Depuis plusieurs années déjà, les établissements scolaires publics s’illustrent négativement par un fort taux d’échec aux examens de fin d’année. Au lieu de susciter un sursaut d’orgueil en vue du renforcement de l’encadrement, les directeurs des lycées et collèges restent bras croisés pour la plupart. La réflexion en vue de la définition des actions à mener pour inverser la tendance n’est pas vraiment de mise. Les apprenants sont laissés à eux-mêmes et s’enfoncent d’année en année dans la médiocrité. Pendant ce temps, dans les cours privés, la tendance est toute autre. On assiste à une remise en cause constante des pratiques à ce niveau. A échéances régulières, des actions sont entreprises, des corrections sont apportées pour rehausser le niveau des élèves afin qu’ils donnent de bons résultats aux examens. Les parents qui peuvent se permettre d’inscrire leurs enfants dans ces établissements sont quelque peu rassurés quant à la qualité de l’enseignement qui y est dispensé. Mais les autres, les plus nombreux, se résignent à faire subir à leurs enfants le laxisme des cours publics.
De la même manière que les directeurs d’écoles primaires sont sanctionnés lorsqu’ils produisent des résultats médiocres, le ministère de l’enseignement secondaire doit pouvoir sévir lorsqu’il s’agit des directeurs et proviseurs des collèges et lycées. « La peur du gendarme est le commencement de la sagesse », dit-on souvent.

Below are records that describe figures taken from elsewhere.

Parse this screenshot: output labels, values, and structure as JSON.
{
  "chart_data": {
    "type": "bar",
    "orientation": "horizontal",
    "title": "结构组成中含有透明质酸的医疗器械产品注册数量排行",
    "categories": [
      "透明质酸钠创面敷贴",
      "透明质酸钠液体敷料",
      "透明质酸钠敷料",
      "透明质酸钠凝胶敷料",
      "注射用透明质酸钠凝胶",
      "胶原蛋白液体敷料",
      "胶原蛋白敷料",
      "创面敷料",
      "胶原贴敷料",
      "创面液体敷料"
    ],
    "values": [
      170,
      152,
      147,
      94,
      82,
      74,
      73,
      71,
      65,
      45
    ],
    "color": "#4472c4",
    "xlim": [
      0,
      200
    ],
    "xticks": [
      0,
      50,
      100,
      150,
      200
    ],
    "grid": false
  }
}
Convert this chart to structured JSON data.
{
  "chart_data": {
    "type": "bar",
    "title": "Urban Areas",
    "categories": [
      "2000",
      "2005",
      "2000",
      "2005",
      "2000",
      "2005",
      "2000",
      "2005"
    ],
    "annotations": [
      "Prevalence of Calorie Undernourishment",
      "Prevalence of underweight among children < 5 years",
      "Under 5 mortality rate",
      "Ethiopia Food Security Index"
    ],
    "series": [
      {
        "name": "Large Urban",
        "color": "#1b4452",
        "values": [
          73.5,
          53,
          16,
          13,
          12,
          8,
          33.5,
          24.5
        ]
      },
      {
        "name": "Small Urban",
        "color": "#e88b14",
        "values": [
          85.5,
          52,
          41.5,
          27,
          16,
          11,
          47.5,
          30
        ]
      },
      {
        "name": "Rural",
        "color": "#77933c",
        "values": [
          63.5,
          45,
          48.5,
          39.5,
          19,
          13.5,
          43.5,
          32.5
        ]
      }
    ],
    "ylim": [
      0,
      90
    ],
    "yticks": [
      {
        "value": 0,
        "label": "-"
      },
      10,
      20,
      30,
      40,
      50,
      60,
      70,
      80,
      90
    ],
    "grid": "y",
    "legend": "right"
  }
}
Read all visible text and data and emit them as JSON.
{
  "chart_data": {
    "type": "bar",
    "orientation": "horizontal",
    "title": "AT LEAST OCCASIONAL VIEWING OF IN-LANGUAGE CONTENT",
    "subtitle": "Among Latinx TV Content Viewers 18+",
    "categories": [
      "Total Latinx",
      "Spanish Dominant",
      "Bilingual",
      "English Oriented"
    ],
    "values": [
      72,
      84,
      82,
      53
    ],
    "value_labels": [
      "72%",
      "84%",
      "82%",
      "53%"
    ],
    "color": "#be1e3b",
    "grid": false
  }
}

Tant que les premiers responsables de nos établissements scolaires secondaires ne seront pas suffisamment responsabilisés quant à leurs cahiers de charges, ils ne mettront pas le cœur à l’ouvrage avec entrain et abnégation. Les cours publics peuvent et doivent aussi s’afficher comme des centres d’excellence au même titre que les écoles privées. Si le gouvernement joue son rôle en amont en réunissant des conditions de travail acceptables, le personnel d’encadrement et les enseignants doivent aussi s’investir pour que la formation des plus jeunes ne souffre d’aucune négligence. Revendiquer des droits, c’est bien. Accomplir son devoir, c’est encore mieux. Lorsqu’il s’agit de l’éducation, le laisser-aller ne saurait être toléré.